# Big Data Platform
## Assignment 2: MapReduce

**By:**  

### ID#1: 300123123  
### ID#2: 011996279

<br><br>

**The goal of this assignment is to:**
- Understand and practice the details of MapReduceEngine

**Instructions:**
- Students will form teams of two people each, and submit a single homework for each team.
- The same score for the homework will be given to each member of your team.
- Your solution is in the form of a Jupyter notebook file (with extension ipynb).
- Images/Graphs/Tables should be submitted inside the notebook.
- The notebook should be runnable and properly documented. 
- Please answer all the questions and include all your code.
- You are expected to submit a clear and pythonic code.
- You can change functions signatures/definitions.

**Submission:**
- Submission of the homework will be done via Moodle by uploading a Jupyter notebook.
- The homework needs to be entirely in English.
- The deadline for submission is on Moodle.
- Late submission won't be allowed.
  
  
- In case of identical code submissions - both groups will get a Zero. 
- Some groups might be selected randomly to present their code.

**Requirements:**  
- Python 3.6 should be used.  
- You should implement the algorithms by yourself using only basic Python libraries (such as numpy,pandas,etc.)

<br><br><br><br>

**Grading:**
- Q1 - 5 points - Initial Steps
- Q2 - 50 points - MapReduceEngine
- Q3 - 30 points - Implement the MapReduce Inverted index of the JSON documents
- Q4 - 5 points - Testing Your MapReduce
- Q5 - 10 points - Final Thoughts 

`Total: 100`

**Prerequisites**

In [1]:
# example
!pip install --quiet zipfile36
!pip install names



**Imports**

In [2]:
# general
import os
import time
import logging
import threading
from threading import Thread
import random
import warnings
import threading # you can use easier threading packages

# ml
import numpy as np
import scipy as sp
import pandas as pd

# visual
import seaborn as sns
import matplotlib.pyplot as plt

# notebook
from IPython.display import display

#random last names
import names

#SQL
import sqlite3
from sqlite3 import Error


**Hide Warnings**

In [4]:
warnings.filterwarnings('ignore')

**Disable Autoscrolling**

In [5]:
%%javascript
IPython.OutputArea.prototype._should_scroll = function(lines) {
    return false;
}

<IPython.core.display.Javascript object>

**Set Random Seed**

In [6]:
random.seed(123)

<br><br><br><br>
# Question 1
# Initial Steps

Write Python code to create 20 different CSV files in this format:  `myCSV[Number].csv`, where each file contains 10 records. 

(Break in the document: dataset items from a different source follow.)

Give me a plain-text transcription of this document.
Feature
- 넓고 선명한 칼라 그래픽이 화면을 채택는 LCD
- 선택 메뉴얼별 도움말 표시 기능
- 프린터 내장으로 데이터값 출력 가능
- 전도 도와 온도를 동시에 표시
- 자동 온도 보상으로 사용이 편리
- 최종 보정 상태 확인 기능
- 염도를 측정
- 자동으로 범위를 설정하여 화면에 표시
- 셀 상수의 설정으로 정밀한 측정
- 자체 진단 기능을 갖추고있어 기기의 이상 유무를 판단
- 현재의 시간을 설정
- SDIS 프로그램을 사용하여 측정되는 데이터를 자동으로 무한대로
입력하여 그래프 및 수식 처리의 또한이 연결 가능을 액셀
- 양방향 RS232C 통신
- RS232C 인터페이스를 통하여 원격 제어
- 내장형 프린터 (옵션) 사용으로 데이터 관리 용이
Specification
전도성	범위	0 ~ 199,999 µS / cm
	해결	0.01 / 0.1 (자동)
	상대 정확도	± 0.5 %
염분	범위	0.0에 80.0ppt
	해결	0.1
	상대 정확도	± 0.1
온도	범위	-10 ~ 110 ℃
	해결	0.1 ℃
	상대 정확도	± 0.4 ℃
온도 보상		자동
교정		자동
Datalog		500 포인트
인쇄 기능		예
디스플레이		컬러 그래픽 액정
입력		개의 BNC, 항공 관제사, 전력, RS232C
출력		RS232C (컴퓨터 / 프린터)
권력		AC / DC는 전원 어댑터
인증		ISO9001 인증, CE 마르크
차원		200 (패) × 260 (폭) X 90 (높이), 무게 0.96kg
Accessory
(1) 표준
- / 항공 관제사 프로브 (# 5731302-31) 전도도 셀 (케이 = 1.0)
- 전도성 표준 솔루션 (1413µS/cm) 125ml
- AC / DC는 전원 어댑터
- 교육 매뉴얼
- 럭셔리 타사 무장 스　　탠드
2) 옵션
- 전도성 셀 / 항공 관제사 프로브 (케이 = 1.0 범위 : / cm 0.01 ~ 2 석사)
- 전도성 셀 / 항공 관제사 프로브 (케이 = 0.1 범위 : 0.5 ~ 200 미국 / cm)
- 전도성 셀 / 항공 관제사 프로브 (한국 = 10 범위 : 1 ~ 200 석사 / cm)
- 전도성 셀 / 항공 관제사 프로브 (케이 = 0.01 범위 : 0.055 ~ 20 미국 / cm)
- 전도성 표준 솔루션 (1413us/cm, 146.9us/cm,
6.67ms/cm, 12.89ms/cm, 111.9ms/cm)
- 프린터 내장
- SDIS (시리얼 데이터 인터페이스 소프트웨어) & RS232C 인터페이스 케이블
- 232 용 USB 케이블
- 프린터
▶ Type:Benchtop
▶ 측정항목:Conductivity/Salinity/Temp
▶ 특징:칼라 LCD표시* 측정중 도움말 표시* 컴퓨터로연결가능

The schema is `(‘firstname’,’secondname’,city’)`  

Values should be randomly chosen from the lists: 
- `firstname` : `[John, Dana, Scott, Marc, Steven, Michael, Albert, Johanna]`  
- `city` : `[New York, Haifa, München, London, Palo Alto,  Tel Aviv, Kiel, Hamburg]`  
- `secondname`: any value  

In [69]:
DB_FILE_NAME='mydb.db'
TEMP_FOLDER='./mapreducetemp'
FINAL_FOLDER='./mapreducefinal'
NUM_OF_RECORDS = 10
TEMP_RESULTS_TBL='temp_results'


In [70]:
def seeder(number):
    firstname = ['John', 'Dana', 'Scott', 'Marc', 'Steven', 'Michael', 'Albert', 'Johanna']
    city = ['NewYork', 'Haifa', 'Munchen', 'London', 'PaloAlto',  'TelAviv', 'Kiev', 'Hamburg']
    secondname = [names.get_last_name() for i in range (10)]

    # create pandas dataframe, populate with random selections of given/generated values
    df = pd.DataFrame()
    df["firstname"] = np.random.choice(firstname, NUM_OF_RECORDS)
    df["secondname"] = np.random.choice(secondname, NUM_OF_RECORDS)
    df["city"] = np.random.choice(city, NUM_OF_RECORDS)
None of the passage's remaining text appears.